By Nicole D. Prysby, J.D.
The OIG audit found that Colorado failed to correctly determine eligibility for beneficiaries enrolled under the ACA’s Medicaid expansion.
The HHS Office of Inspector General (OIG) found that Colorado failed to correctly determine eligibility for beneficiaries enrolled as part of the Patient Protection and Affordable Care Act’s (ACA) expansion of Medicaid. The financial impact of the incorrect eligibility determinations is estimated at $66.5 million on behalf of 85,085 ineligible beneficiaries and $26.8 million on behalf of 13,372 potentially ineligible beneficiaries (OIG Report, No. A-07-16-04228, August 30, 2019).
Audit. The OIG conducted the review to determine whether Colorado made Medicaid payments on behalf of newly eligible beneficiaries who did not meet federal and state eligibility requirements under the ACA, following the ACA’s expansion of Medicaid. The expansion included changes to Medicaid eligibility rules, such as requiring that income be calculated on the basis of modified adjusted gross income and that income be at or below 133 percent of the federal poverty level for newly eligible beneficiaries. If beneficiaries’ eligibility is incorrectly determined, payments made on their behalf would have been reimbursed at a higher rate than they should have been or should not have been reimbursed at all. The review covered 579,070 beneficiaries determined to be newly eligible for Medicaid under the ACA for whom the state made Medicaid payments from January 1, 2014, through September 30, 2015. The OIG reviewed the Medicaid eligibility determinations for a simple random sample of 60 beneficiaries classified as newly eligible.

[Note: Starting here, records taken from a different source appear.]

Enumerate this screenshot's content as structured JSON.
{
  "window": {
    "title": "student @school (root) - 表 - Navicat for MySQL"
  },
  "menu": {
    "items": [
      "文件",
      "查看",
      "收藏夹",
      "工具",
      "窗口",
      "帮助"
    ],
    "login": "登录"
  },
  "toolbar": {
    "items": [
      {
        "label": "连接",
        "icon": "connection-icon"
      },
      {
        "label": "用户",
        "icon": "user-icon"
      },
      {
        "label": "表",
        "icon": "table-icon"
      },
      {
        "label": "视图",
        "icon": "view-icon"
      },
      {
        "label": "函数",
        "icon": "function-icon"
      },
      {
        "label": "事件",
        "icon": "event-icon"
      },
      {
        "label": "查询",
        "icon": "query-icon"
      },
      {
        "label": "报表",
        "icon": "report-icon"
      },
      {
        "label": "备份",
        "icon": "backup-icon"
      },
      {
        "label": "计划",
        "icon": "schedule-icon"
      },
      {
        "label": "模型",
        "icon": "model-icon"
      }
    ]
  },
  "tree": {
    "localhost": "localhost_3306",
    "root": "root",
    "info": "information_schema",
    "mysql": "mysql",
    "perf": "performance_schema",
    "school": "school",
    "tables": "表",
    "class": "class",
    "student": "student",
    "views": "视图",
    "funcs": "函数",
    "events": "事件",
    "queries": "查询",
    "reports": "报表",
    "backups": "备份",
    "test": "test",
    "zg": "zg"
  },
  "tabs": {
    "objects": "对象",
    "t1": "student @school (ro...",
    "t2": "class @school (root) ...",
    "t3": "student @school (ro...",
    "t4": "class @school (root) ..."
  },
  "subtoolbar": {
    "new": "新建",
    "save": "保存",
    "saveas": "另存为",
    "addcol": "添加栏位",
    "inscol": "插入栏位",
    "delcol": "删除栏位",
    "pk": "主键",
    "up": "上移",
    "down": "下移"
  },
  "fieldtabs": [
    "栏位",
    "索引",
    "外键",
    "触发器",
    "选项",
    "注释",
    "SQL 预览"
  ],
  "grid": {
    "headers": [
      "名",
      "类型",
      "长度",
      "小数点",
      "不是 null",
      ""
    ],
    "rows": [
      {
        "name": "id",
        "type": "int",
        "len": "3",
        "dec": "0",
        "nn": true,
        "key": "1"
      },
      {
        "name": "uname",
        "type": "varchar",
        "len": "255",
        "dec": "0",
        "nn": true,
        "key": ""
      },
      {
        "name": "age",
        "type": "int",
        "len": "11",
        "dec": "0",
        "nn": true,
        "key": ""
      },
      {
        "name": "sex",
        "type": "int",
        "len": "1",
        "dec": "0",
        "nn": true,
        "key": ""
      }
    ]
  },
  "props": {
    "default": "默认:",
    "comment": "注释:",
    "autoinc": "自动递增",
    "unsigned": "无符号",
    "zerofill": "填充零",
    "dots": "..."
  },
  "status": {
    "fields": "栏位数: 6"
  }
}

Findings. The OIG found that Colorado made Medicaid payments on behalf of some newly eligible beneficiaries who did not meet eligibility requirements. Colorado correctly determined eligibility on behalf of 43 of the 60 beneficiaries in the sample. The remaining beneficiaries were either ineligible or may have been ineligible. With respect to the ineligible beneficiaries, the state incorrectly determined that 8 beneficiaries were newly eligible even though they did not meet income requirements and incorrectly determined that 4 beneficiaries were eligible for the new adult group when it should have enrolled those beneficiaries under a mandatory Medicaid eligibility group. The state also incorrectly classified as newly eligible one beneficiary who did not meet citizenship requirements, and determined one beneficiary to be eligible for a Traditional Medicaid group, yet incorrectly claimed the beneficiary under the new adult group rate. The financial impact of Colorado’s incorrect eligibility determinations is estimated to be at least $66.5 million on behalf of 85,085 ineligible beneficiaries and at least $26.8 million on behalf of 13,372 potentially ineligible beneficiaries.
Policies and errors. The identified areas of noncompliance occurred because Colorado did not always follow written policies and procedures when making eligibility determinations and because of system and procedural errors related to eligibility determinations, as well as human errors made by Colorado staff and caseworkers. The OIG recommended that Colorado redetermine the current Medicaid eligibility status of the sampled beneficiaries and make other improvements to the design, functionality, and accuracy of the eligibility determination system. Colorado agreed with the recommendations and said that it had already implemented the necessary changes to correct the errors. However, the OIG did not find evidence that Colorado had addressed these errors prior to the audit.